Le point de vue sur la question a-t-il évolué récemment ? Pour le savoir, Solutions Numériques a interrogé des spécialistes. Réponses.
« Oui, je sens une évolution significative depuis deux – trois ans, constate Carole Davies-Filleur, une associée du cabinet Accenture. Les problématiques écoresponsables arrivent au cœur de la stratégie d’un nombre croissant d’entreprises, des grandes notamment, qui ne se contentent plus de cocher des cases. D’ailleurs, des responsables du numérique commencent à apparaître dans les Comex ».
Une tendance que confirme également Laurence Jumeaux, directrice associée chez Capgemini en charge de l’offre Informatique Durable : « La notion de Responsabilité Sociétale et Environnementale (RSE) a émergé dès 2020 dans les entreprises. J’ai constaté post-confinement une intensification de l’intérêt pour le numérique responsable au sein de certaines DSI, qui étudient davantage l’écoresponsabilité dans une dimension plus ou moins intégrée à la RSE ».
Pourquoi assiste-t-on à cette récente mobilisation écoresponsable chez davantage d’entreprises et de DSI ? Plusieurs raisons à cela. On peut citer l’aiguillon financier et RH par exemple.
L’écoresponsabilité est mieux prise en compte par le législateur
En effet, les analystes financiers commencent enfin à regarder si les entreprises, au moins celles cotées en bourse, font ce qu’elles disent en matière d’écoresponsabilité et de RSE. Leur avis sur la durabilité de l’entreprise peut impacter leur notation financière ou leur cours de bourse, voire leur capacité d’embauche. Carole Davies-Filleur constate d’ailleurs que « certains employés, et surtout des “digital natives”, exercent désormais une pression “écologique” sur les directions générales, qui prennent davantage au sérieux certaines de leurs préoccupations à l’heure où la guerre des talents fait rage ».

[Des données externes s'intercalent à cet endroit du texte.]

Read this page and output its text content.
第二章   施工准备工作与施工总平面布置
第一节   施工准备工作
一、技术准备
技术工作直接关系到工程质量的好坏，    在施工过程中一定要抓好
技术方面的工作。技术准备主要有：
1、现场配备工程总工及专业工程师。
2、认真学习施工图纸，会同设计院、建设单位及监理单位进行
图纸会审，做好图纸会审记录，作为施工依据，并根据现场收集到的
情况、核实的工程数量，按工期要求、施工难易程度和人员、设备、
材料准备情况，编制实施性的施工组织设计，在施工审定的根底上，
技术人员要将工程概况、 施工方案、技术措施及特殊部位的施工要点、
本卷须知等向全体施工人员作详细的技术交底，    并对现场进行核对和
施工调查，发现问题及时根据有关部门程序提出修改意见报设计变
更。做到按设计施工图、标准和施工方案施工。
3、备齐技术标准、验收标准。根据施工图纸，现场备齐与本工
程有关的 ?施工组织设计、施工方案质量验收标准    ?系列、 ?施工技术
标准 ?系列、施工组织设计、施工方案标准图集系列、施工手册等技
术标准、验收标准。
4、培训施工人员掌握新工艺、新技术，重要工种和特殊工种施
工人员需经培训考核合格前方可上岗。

L’aiguillon réglementaire améliore aussi la prise en compte des questions d’écoresponsabilité par les entreprises et les différents Etats. En France, le gouvernement a commencé à encadrer ces questions avec les lois Reen et Agec et Pact.
Par exemple, la loi Agec publiée en janvier 2021 pour divers secteurs, dont le numérique, oblige les fournisseurs à montrer un indice de réparabilité pour les produits grand public, avec des amendes à la clef s’ils ne la respectent pas. « Le gouvernement français a étendu cet indice aux produits du marché BtoB également. Nous savons qu’un nouvel indice de réparabilité apparaîtra dès 2024 et il est probable qu’il oblige les acheteurs de produits du secteur public à respecter aussi la loi Agec », explique Laetitia Cousi, responsable RSE chez Dell Technologies.
D’ailleurs, ne pas proposer de produits recyclés au secteur public est déjà disqualifiant selon elle « car l’article 58 loi Agec oblige les acheteurs de l’Etat, des collectivités territoriales et de leurs groupements à acquérir au moins 20 % de biens recyclés ou comportant des matières recyclées ». Le numérique responsable s’impose dans beaucoup d’appels d’offres selon Gérôme de Gea, directeur des Infrastructures Cloud en EMEA d’Oracle : « Dans ceux émis par des sociétés qui désirent atteindre une certaine neutralité carbone, les prestataires doivent répondre désormais à des questions précises, sur le type d’empreinte carbone d’une solution dans le cloud ou d’un datacentre par exemple ». Et des mauvaises réponses peuvent leur faire perdre l’appel d’offres.